Previously, I blogged about China's attempt to give Taiwan a pair of giant pandas, ostensibly to foster "cross-Straits affinity". Of course, it's difficult to drum up much affinity in a nation you are simultaneously threatening with military action, and Taiwan rejected the gift (although it later seemed to soften its position).
The gift pandas were not China's only goodwill overture. It also proposed opening its market further to fruits grown in Taiwan, like mangoes. However, a recent story from Taiwan's Central News Agency suggests that this gesture is getting an equally cold shoulder:
Last year, Tainan County exported 501 tons of mangoes, worth US$2 million, to Japan. Following the inauguration of two heat/steam fruit-disinfecting facilities in the Chuochen and Yuching townships in early July, exports are expected to grow to 1,500 tons this year, totalling US$10 million, according to the county government.Translation: "Aww... that's so cute that you want to buy our produce, but we'd rather sell it in countries where the people aren't so poor." Ouch.
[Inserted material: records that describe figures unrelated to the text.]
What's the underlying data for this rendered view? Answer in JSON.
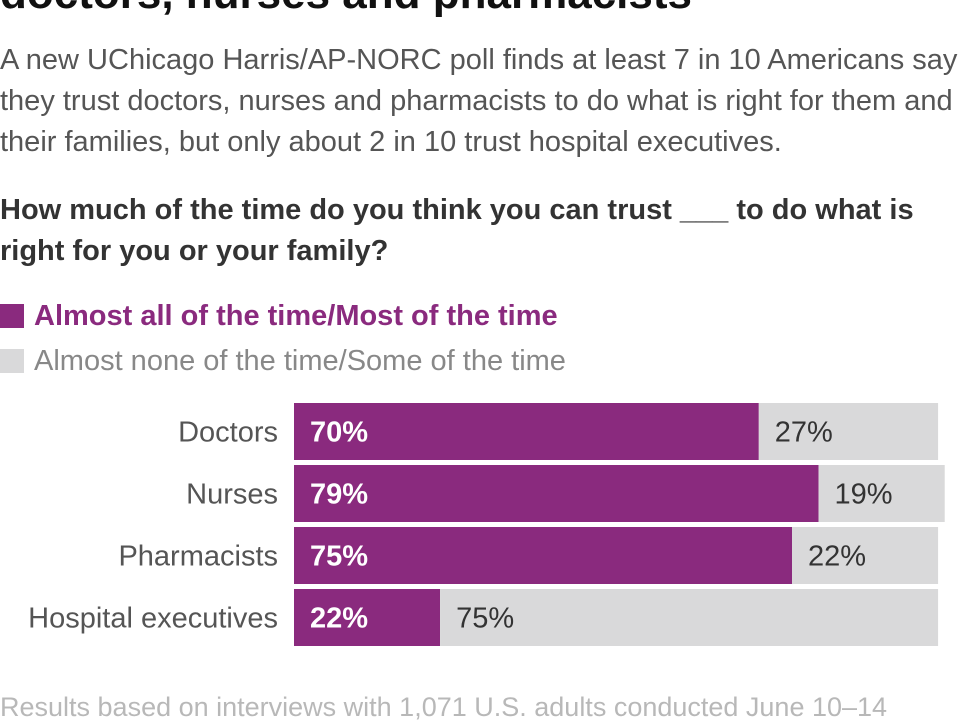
{
  "header": {
    "title": "doctors, nurses and pharmacists",
    "intro": "A new UChicago Harris/AP-NORC poll finds at least 7 in 10 Americans say they trust doctors, nurses and pharmacists to do what is right for them and their families, but only about 2 in 10 trust hospital executives.",
    "question": "How much of the time do you think you can trust ___ to do what is right for you or your family?"
  },
  "colors": {
    "trust": "#8a2a7e",
    "distrust": "#d9d9da"
  },
  "chart_data": {
    "type": "bar",
    "orientation": "horizontal",
    "stacked": true,
    "categories": [
      "Doctors",
      "Nurses",
      "Pharmacists",
      "Hospital executives"
    ],
    "series": [
      {
        "name": "Almost all of the time/Most of the time",
        "values": [
          70,
          79,
          75,
          22
        ]
      },
      {
        "name": "Almost none of the time/Some of the time",
        "values": [
          27,
          19,
          22,
          75
        ]
      }
    ],
    "value_labels": [
      [
        "70%",
        "79%",
        "75%",
        "22%"
      ],
      [
        "27%",
        "19%",
        "22%",
        "75%"
      ]
    ],
    "xlim": [
      0,
      100
    ],
    "grid": false,
    "legend_position": "top-left"
  },
  "footer": {
    "source": "Results based on interviews with 1,071 U.S. adults conducted June 10–14"
  }
}
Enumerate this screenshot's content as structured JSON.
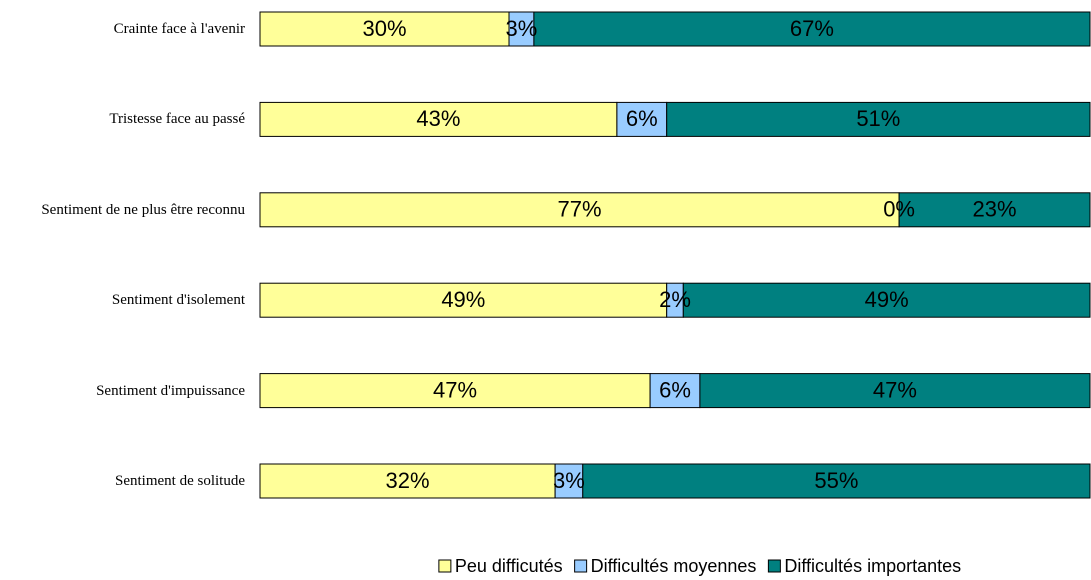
{
  "chart_data": {
    "type": "bar",
    "orientation": "horizontal",
    "stacked": "percent",
    "categories": [
      "Crainte face à l'avenir",
      "Tristesse face au passé",
      "Sentiment de ne plus être reconnu",
      "Sentiment d'isolement",
      "Sentiment d'impuissance",
      "Sentiment de solitude"
    ],
    "series": [
      {
        "name": "Peu difficutés",
        "color": "#ffff99",
        "values": [
          30,
          43,
          77,
          49,
          47,
          32
        ],
        "value_labels": [
          "30%",
          "43%",
          "77%",
          "49%",
          "47%",
          "32%"
        ]
      },
      {
        "name": "Difficultés moyennes",
        "color": "#99ccff",
        "values": [
          3,
          6,
          0,
          2,
          6,
          3
        ],
        "value_labels": [
          "3%",
          "6%",
          "0%",
          "2%",
          "6%",
          "3%"
        ]
      },
      {
        "name": "Difficultés importantes",
        "color": "#008080",
        "values": [
          67,
          51,
          23,
          49,
          47,
          55
        ],
        "value_labels": [
          "67%",
          "51%",
          "23%",
          "49%",
          "47%",
          "55%"
        ]
      }
    ],
    "legend": "bottom"
  }
}
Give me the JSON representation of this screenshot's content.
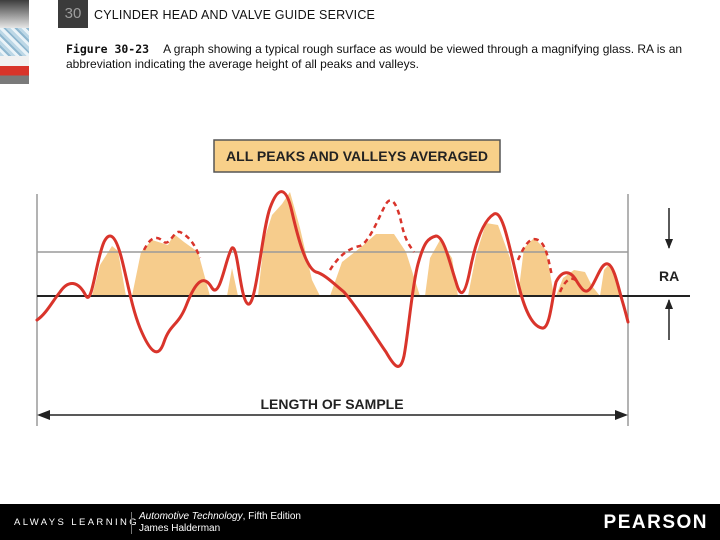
{
  "header": {
    "chapter_number": "30",
    "chapter_title": "CYLINDER HEAD AND VALVE GUIDE SERVICE"
  },
  "caption": {
    "figure_label": "Figure 30-23",
    "text": "A graph showing a typical rough surface as would be viewed through a magnifying glass. RA is an abbreviation indicating the average height of all peaks and valleys."
  },
  "diagram": {
    "title": "ALL PEAKS AND VALLEYS AVERAGED",
    "ra_label": "RA",
    "length_label": "LENGTH OF SAMPLE",
    "colors": {
      "profile": "#d9342b",
      "fill": "#f6cc8c",
      "title_bg": "#f8d089",
      "guide_line": "#9a9a9a"
    }
  },
  "footer": {
    "tagline": "ALWAYS LEARNING",
    "book_title": "Automotive Technology",
    "book_edition": ", Fifth Edition",
    "author": "James Halderman",
    "publisher": "PEARSON"
  }
}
Asked about China's offer to open its market wider to Taiwan fruits, Su said China is only one export outlet for Taiwan fruits. He added that although China has offered tariff-free treatment for many Taiwan fruits, it is not a good market for high-priced agricultural products. He suggested Taiwan work to make inroads into markets where consumers have more spending power and are more receptive to higher value fruits.